In this song she sings of the future too, when finally, peaceful justice will take root in the land among all people. This is a great prayer; it is a revolutionary song of salvation. As writer Bill Cleary once commented, "It reveals that Mary was not only full of grace but full of political opinions."
Miriam's song has political implications—socially radical ones at that. With a mother like this, it's no wonder that Jesus' first words in Luke proclaim that he has come to free the captives and bring good news to the poor. The apple doesn't fall far from the tree!
So Mary lived in solidarity with the project of the coming Reign of God, whose intent was to heal, redeem and liberate. It does no honor to reduce her faith to a privatized piety. Worse yet, which sometimes happens in traditional Mariology, is to reduce her faith to a doting mother-son relationship. She hears the word of God and keeps it. What I'm suggesting is that before Jesus was born she had her own relationship to God that wasn't focused on Jesus. Even after his death and resurrection, when she is now part of the community proclaiming him as the Messiah, her pattern of faith is still that of Jewish hope: God's Messiah who now has come will come again soon and bring this justice to the land as a whole.
She hears the word of God and keeps it. And in this too she is, as Paul VI called her in
Marialis Cultus, our sister in faith. We can begin to see the potential in other Gospel scenes. As we remember her and keep foremost the idea that she is a Jewish peasant woman of faith, then we can interpret the other scenes in the Gospels where Mary shows up and where we are presented with the dangerous memory of this very inconsequential woman in her own culture and historical context.
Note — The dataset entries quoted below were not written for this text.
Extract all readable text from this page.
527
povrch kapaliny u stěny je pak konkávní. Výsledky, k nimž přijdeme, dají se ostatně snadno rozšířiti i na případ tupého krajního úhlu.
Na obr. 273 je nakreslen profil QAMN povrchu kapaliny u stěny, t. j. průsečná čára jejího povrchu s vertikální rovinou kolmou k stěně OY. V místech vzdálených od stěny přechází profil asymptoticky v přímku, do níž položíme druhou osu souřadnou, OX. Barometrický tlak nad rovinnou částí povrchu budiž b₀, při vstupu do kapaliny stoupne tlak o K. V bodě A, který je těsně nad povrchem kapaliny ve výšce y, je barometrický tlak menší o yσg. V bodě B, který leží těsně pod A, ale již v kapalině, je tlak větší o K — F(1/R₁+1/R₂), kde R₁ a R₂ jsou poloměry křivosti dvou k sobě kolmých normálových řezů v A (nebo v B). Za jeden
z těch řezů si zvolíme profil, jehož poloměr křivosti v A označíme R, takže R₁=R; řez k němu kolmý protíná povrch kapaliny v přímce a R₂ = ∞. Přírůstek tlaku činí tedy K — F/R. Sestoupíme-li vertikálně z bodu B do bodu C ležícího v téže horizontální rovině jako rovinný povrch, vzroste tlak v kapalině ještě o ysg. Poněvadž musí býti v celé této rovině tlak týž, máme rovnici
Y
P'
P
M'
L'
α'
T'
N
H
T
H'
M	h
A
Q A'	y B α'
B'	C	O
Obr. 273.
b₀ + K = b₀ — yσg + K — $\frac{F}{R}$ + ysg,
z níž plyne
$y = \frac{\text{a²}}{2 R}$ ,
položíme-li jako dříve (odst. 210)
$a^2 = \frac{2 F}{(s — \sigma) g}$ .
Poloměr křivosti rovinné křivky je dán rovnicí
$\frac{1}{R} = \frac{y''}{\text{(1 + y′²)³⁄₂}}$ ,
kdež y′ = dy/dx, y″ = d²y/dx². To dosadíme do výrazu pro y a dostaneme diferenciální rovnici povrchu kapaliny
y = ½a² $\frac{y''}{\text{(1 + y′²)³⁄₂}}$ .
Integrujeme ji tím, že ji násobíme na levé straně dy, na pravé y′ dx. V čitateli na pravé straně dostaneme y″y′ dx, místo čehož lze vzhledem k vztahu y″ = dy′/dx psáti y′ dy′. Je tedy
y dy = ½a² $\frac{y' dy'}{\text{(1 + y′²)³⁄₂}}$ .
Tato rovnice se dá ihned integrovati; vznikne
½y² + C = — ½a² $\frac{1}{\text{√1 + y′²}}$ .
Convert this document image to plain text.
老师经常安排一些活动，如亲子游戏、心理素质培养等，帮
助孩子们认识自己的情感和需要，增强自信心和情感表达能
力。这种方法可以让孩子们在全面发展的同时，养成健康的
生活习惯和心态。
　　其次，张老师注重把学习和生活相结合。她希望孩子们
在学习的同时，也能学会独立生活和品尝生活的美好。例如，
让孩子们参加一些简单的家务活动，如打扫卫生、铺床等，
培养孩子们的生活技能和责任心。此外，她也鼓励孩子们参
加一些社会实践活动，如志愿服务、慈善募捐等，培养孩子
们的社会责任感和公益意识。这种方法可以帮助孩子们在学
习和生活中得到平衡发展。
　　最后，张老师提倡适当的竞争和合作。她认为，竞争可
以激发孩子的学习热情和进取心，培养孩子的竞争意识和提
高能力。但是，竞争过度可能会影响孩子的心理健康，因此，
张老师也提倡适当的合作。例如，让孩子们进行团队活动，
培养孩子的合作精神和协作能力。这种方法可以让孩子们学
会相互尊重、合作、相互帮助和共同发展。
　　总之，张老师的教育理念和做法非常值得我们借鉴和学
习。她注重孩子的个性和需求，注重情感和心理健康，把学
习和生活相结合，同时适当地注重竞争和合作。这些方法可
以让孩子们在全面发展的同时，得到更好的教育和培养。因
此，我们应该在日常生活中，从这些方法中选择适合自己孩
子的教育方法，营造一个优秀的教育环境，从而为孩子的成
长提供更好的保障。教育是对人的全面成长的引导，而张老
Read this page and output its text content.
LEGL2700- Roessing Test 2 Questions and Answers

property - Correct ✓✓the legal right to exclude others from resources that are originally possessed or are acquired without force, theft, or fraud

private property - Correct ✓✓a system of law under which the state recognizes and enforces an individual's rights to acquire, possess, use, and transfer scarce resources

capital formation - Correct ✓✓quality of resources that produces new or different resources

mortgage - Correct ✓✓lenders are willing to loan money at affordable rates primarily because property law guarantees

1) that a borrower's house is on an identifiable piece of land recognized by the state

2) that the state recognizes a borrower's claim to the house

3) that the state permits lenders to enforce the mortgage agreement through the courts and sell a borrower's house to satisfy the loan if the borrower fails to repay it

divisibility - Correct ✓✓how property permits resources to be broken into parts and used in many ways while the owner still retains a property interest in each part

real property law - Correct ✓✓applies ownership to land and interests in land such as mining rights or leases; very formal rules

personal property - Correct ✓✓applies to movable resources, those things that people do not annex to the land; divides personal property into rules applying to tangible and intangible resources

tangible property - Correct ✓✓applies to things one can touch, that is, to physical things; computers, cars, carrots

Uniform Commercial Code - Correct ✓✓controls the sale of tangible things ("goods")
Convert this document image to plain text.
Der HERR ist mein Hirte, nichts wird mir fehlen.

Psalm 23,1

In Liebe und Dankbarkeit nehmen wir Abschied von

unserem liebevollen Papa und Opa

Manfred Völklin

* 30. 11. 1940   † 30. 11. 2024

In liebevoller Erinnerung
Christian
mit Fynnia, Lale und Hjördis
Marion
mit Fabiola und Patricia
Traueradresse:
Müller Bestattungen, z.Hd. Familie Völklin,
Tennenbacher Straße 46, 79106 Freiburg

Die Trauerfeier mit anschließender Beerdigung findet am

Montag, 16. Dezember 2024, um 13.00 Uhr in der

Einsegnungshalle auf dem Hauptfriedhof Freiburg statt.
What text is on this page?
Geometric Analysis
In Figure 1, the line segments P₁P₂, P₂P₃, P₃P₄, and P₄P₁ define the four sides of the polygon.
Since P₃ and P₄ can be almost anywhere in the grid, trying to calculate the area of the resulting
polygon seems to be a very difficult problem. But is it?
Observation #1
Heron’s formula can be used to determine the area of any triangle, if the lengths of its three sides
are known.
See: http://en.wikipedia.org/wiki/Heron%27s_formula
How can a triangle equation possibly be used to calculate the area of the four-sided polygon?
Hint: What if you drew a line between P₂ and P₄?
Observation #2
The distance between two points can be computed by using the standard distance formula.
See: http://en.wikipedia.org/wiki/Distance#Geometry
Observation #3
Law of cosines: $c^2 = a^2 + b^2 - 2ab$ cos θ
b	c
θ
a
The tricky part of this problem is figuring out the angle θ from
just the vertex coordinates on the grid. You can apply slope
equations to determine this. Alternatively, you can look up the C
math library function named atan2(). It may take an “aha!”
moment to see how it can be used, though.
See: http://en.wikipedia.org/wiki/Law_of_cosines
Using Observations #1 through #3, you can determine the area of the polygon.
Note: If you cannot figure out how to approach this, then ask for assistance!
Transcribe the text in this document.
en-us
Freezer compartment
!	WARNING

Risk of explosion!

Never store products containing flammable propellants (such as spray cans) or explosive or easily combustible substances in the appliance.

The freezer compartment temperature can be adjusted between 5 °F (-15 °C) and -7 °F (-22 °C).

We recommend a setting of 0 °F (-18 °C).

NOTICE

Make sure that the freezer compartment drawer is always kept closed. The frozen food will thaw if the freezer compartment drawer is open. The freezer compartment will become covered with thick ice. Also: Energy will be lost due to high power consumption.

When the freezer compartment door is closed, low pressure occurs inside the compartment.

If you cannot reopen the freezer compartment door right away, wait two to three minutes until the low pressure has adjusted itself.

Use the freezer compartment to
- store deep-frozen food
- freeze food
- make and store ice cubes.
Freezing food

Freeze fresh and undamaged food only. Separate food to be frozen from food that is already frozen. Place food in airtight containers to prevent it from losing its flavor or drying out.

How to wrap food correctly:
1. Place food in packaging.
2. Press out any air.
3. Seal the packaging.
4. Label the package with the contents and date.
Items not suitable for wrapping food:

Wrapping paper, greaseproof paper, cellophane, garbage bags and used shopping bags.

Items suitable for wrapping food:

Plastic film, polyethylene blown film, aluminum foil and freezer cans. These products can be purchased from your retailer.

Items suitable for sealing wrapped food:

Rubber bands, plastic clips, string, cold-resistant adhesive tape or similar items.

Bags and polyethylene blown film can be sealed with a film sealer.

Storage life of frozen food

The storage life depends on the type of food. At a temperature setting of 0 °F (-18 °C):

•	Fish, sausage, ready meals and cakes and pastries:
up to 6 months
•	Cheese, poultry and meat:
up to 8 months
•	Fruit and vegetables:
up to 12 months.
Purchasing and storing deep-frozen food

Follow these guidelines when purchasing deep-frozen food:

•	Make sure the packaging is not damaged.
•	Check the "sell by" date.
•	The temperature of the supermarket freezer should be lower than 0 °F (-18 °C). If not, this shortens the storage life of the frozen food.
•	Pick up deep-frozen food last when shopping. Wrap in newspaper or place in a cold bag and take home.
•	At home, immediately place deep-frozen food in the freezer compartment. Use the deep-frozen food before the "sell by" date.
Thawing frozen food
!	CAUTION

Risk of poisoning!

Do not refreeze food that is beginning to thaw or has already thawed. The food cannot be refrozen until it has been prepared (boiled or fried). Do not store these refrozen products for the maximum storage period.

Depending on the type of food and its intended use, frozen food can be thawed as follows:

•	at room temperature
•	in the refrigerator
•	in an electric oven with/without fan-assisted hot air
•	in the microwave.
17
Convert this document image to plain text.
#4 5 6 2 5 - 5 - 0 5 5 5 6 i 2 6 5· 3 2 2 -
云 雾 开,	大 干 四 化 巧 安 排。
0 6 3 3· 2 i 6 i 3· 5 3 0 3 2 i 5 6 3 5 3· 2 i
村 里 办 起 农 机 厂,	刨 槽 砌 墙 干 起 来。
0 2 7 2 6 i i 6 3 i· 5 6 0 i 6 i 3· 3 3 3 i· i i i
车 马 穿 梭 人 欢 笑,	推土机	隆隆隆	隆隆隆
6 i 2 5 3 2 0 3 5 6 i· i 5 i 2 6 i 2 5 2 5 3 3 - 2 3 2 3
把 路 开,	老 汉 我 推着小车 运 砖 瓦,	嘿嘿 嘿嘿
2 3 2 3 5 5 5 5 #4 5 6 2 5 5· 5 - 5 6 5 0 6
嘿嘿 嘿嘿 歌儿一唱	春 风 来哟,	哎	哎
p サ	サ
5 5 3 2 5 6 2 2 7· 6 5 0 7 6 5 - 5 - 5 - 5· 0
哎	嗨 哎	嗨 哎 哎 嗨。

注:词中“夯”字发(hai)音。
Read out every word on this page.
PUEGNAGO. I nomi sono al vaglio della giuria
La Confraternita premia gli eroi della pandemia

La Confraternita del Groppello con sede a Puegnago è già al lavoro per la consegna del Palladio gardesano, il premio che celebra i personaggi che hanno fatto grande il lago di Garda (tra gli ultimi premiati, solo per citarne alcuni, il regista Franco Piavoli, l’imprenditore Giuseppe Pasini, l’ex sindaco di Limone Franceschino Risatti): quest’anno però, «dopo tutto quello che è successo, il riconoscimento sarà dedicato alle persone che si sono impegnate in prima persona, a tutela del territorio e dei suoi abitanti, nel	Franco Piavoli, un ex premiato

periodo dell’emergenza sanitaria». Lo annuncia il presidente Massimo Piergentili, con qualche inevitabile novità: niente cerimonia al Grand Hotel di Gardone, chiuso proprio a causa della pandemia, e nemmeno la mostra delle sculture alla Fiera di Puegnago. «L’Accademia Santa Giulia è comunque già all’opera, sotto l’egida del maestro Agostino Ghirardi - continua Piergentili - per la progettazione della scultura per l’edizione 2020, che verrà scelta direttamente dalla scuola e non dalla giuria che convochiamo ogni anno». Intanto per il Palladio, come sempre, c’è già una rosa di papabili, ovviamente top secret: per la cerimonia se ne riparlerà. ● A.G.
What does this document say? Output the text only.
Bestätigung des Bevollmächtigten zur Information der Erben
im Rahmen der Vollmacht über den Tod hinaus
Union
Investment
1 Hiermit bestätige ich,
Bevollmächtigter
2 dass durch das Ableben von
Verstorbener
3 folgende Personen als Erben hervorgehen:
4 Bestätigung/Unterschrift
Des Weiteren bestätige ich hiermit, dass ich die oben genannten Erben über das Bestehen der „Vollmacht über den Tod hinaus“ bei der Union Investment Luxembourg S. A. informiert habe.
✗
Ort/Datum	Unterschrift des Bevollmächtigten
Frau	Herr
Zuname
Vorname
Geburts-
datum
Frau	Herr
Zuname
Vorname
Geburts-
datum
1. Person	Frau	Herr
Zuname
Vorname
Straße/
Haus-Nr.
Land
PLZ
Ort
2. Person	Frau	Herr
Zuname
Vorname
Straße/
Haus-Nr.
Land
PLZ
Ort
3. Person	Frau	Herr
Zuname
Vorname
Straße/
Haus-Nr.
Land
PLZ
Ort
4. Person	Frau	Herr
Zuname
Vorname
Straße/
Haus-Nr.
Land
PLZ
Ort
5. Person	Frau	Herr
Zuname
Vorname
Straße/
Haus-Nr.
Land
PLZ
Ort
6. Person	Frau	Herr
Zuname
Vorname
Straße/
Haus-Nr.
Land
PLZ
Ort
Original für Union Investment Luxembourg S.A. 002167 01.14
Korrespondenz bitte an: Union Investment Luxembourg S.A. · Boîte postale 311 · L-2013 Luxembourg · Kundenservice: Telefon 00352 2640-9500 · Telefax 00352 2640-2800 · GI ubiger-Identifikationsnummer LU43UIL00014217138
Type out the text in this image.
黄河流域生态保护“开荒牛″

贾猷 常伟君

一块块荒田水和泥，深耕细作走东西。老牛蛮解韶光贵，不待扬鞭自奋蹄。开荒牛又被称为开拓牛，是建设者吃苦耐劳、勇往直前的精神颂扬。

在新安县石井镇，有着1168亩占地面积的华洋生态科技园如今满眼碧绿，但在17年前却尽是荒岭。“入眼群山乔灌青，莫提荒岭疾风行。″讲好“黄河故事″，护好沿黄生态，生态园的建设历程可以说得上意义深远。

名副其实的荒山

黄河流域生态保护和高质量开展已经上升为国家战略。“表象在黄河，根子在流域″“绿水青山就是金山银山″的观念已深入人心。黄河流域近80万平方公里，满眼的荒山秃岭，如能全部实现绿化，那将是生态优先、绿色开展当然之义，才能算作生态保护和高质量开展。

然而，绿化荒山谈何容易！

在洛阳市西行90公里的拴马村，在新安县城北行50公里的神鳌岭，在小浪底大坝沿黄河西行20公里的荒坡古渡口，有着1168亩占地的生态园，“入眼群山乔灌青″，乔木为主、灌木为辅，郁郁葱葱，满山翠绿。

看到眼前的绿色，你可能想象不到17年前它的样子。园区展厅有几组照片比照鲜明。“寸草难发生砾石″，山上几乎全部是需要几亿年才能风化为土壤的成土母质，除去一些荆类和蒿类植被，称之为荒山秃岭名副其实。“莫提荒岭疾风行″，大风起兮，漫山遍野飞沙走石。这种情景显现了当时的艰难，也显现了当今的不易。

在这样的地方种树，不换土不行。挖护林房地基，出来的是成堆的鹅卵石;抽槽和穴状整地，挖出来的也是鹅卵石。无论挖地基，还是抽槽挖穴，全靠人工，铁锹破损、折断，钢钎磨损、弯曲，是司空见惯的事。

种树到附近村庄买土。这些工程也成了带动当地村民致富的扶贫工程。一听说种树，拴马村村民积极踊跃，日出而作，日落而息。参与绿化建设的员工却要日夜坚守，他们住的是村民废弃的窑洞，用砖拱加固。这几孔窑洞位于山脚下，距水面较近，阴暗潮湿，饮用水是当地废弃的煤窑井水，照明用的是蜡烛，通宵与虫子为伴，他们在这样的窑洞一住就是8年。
With a heart full of love for God and for her neighbor, Mary of Nazareth gives us this tremendous example of walking by faith through a difficult life.
Our partner in hope
We began by asking, what would be a theologically sound, spiritually empowering and ethically challenging view of Mary, mother of Jesus Christ, for the 21st century? My answer has been to suggest that we remember Mary as a friend of God and prophet in the communion of saints. Let her dangerous memory inspire and encourage our own witness.
We ought to relate to Miriam of Nazareth as a partner in hope, in the company of all the holy women and men who have gone before us. This can help us reclaim the power of her memory for the flourishing of women, for the poor and all suffering people. It can help us to draw on the energy of her example for a deeper relationship with the living God and stronger care for the world.
When the Christian community does Marian theology this way, our eyes are opened to sacred visions for a different future. We become empowered to be voices of hope in this difficult world. Like Mary, we will be rejoicing in God our savior and announcing the justice that is to come.